What’s your money-saving tip?
The one I'm sure most people will know is to buy as good quality as you can afford (as this will save money in the long-run).
But I find that buying wardrobe basics on sale is also an effective way to save money. Do a bit of research and understand when sale times are and make sure you know your size for things such as sweaters, shirts and socks. For those who are blessed with more time, outlet sales or travelling to outlets as part of a holiday can also be quite good value.
Outfit 3: Casual
This is a simple casual outfit that I love because it's made up of solid, hard-wearing basics: a denim popover from Simone Abarchi, chinos from Incotex, and suede chukkas from Anglo-Italian.
Having a 2.5 year old and another one on the way, I need outfits I can easily put together, not worry if they get hit by stains, yet have some elements of classic menswear style to them.
Comfort is also key, but a tip for those looking to have a MTM popover made - always go with fabric that has a bit of stretch or specify a looser fit. I mistakenly asked for one as fitted as my shirts, and ended up with a popover that looks great but is extremely difficult to 'pop over'!
Which brands do you identify most with?
Rather than brands, I think I value stores that have been able to give me great advice, and that I feel a more personal connection with.
A great example of this is the navy suit I'm wearing; the colour, cloth, style, even the deep green lining were all recommendations from Ethan Newton while he was working at the Armoury. Now that he has his own endeavour at Bryceland's, I specifically went to see him in Tokyo when I was last there - not just to shop, but also to pick his brain on style questions and keep that little connection alive.
While it's generally true that you can build longer-lasting relationships with a brand if you deal with the artisan directly, rather than sales staff, that doesn't always hold. Any store/brand looking to create long-term customers should be investing in great people, and whenever I've spoken to Martin at Anglo-Italian or Aiden at Trunk for example, not only do I get thoughtful advice, but these interactions, even if I don't end up buying something, build that connection with the store.
I know that not everyone has the ability to physically see some artisans/stores in person, but when you are lucky enough to, I’d say you should spend both time (and money) there!
Do you think you spend a lot of money on clothes?

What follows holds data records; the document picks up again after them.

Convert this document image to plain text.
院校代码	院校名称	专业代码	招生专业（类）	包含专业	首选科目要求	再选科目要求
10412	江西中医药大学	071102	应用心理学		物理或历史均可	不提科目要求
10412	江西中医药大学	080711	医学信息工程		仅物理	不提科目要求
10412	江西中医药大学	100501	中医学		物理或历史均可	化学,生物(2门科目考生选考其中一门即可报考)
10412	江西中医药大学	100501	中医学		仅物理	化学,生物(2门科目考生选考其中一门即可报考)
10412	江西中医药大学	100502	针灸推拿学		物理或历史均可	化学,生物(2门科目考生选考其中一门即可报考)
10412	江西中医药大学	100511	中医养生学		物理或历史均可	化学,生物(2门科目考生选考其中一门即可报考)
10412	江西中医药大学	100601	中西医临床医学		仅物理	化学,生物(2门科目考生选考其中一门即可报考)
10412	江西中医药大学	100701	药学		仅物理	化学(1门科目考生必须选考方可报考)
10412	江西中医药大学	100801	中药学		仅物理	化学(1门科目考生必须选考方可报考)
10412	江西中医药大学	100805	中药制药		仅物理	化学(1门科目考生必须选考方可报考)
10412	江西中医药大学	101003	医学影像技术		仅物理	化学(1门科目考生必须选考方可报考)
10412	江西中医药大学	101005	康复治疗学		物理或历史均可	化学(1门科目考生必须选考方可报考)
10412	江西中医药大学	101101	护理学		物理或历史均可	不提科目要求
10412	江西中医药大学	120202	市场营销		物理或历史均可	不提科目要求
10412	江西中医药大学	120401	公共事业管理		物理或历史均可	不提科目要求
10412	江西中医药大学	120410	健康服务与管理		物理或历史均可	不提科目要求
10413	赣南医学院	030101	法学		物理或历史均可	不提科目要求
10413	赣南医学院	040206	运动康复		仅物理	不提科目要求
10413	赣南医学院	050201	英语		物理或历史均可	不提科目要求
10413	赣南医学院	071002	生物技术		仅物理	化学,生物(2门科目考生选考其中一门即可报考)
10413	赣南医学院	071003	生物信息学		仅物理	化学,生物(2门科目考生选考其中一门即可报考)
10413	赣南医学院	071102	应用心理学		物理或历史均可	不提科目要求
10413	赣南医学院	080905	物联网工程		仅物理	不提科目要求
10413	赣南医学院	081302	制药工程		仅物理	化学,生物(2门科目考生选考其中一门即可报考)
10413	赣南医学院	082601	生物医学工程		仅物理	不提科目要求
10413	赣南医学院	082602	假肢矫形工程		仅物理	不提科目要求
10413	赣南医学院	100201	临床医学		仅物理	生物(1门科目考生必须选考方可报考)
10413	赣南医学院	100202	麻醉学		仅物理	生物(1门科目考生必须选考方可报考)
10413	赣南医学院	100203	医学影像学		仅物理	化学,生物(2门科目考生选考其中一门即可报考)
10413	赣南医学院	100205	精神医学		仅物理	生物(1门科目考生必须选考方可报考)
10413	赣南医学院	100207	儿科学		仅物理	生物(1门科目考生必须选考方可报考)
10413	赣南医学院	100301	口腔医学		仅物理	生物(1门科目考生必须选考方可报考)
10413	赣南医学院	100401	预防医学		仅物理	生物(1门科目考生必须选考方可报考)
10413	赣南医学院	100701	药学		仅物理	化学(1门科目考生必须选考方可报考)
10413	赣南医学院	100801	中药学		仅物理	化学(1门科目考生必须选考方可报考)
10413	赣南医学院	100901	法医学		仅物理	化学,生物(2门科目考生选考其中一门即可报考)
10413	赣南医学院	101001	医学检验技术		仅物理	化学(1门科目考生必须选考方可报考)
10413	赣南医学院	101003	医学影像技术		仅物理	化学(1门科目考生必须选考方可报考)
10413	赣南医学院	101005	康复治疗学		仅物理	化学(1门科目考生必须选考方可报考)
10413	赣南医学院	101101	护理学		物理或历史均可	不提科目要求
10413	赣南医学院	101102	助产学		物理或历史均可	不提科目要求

Yes, I do! However, I think I've reached a point where I have the clothes I want for a wardrobe foundation, so these days it's definitely more about want than need. I spend much less than I used to on clothes per year, both because of that and having children.
What do you spend most, and least, money on?
In the past I spent most on suits, sports coats and trousers. Having been lucky to have access to some great tailors both in Hong Kong and now in London, I spent most of my money there first, but now it's shifting more towards shoes and watches (not to mention that my small wardrobe can't really hold much more!) The size of London apartments and lack of storage space have a natural way of making you evaluate your purchases more thoroughly.